Hmm. Nie jestem specjalistą, ale Twoje opisy ran kojarzą mi się z typową "niegroźną raną w bark" u bohaterów typu hack 'n slash. Zastanów się dobrze, o czym piszesz i zapoznaj z jakimś poradnikiem pierwszej pomocy.
1. Rana w brzuch może oznaczać jelita, ich zawartość w ranie, zakażenie i cuchnący grób.
2. Udo - to tętnica udowa. Jak dużo szczęścia ma Twój bohater? Nawet niewidoczny krwotok wewnętrzny pozwala wykrwawić się na śmierć do wnętrza własnego uda.
Łydka - lepiej, cieplej. Pod warunkiem, rzecz jasna, że nie wda się zakażenie.
3. Przedramię - nie zna się, to się nie wypowiem, ale jeśli nie umiesz zatamować krwawienia, dochodzi szok pourazowy, ryzyko zakażenia...

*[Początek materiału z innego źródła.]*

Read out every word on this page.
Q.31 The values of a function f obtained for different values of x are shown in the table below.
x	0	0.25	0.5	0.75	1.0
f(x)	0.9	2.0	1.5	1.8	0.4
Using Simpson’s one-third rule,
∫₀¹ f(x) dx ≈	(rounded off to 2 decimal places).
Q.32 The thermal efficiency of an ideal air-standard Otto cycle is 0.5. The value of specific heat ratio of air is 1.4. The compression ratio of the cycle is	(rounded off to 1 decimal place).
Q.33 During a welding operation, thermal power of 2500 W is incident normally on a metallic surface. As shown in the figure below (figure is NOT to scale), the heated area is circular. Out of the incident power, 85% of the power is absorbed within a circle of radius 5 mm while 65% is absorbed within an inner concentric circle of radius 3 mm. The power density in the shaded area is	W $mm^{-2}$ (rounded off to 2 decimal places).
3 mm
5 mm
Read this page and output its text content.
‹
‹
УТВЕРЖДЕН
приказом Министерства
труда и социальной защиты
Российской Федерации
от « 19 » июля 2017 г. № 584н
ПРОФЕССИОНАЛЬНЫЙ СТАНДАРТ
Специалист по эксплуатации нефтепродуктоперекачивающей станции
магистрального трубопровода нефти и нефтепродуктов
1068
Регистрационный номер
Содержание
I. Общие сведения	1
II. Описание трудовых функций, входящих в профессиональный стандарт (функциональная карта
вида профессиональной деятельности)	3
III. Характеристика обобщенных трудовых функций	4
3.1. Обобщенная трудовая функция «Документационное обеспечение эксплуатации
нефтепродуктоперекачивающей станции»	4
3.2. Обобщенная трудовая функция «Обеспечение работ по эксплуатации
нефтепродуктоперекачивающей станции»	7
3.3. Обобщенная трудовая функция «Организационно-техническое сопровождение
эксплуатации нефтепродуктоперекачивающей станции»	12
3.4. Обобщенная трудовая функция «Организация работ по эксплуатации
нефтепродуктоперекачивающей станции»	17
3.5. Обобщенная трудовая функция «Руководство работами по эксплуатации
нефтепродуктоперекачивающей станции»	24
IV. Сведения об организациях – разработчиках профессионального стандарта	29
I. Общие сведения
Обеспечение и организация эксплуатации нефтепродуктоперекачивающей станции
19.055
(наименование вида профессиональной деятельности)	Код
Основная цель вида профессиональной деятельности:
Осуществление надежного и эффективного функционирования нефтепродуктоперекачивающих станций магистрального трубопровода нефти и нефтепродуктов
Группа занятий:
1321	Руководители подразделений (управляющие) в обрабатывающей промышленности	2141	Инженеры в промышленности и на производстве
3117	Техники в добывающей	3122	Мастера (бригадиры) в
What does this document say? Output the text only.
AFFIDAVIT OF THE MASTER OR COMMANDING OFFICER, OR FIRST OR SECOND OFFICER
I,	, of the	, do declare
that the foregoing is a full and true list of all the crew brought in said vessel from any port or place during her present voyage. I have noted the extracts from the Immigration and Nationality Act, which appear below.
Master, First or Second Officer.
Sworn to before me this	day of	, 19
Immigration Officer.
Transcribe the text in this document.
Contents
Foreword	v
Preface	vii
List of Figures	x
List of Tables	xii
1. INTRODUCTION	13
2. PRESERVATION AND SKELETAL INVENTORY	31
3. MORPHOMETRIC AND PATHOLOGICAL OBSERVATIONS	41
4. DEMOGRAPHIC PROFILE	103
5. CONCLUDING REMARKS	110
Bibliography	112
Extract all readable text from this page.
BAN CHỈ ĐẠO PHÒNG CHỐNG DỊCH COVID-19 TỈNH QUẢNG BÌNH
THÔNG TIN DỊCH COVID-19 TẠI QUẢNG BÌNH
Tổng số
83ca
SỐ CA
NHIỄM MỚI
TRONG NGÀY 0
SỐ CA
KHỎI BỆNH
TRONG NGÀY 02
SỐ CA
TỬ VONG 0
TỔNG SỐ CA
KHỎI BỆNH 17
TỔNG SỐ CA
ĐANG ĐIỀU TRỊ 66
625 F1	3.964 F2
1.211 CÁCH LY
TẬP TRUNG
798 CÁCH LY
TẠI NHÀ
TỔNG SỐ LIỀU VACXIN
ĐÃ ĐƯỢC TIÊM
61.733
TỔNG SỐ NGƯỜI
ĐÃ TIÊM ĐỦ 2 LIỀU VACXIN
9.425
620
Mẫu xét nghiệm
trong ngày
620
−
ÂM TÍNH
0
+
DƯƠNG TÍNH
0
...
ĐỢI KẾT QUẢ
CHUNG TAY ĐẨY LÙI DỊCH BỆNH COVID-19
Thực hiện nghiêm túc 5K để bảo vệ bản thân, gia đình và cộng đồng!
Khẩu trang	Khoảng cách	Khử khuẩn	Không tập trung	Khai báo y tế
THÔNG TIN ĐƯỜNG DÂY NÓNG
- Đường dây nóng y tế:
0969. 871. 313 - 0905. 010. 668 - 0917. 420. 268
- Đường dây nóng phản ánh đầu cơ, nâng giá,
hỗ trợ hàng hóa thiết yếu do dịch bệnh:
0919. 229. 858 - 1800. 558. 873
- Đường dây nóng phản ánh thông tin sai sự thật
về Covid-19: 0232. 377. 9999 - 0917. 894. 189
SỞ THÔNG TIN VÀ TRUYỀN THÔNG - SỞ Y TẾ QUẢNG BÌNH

Ogólnie rzecz biorąc, byłabym ostrożna z narażaniem postaci na rany bez chociażby pobieżnej znajomości podstaw pierwszej pomocy. Czy wiesz, co to jest szok pourazowy? Ile litrów krwi w jakim czasie traci się przy krwotoku z tętnicy udowej? Ile czasu najdłużej można bezpiecznie trzymać kończynę w opasce zaciskowej bez ryzyka amputacji? Na ranach dużo straci realizm Twojej prozy. Czy wojna i ucieczka do lasu to nie aż nadto materiału na solidną traumę dla młodzieży?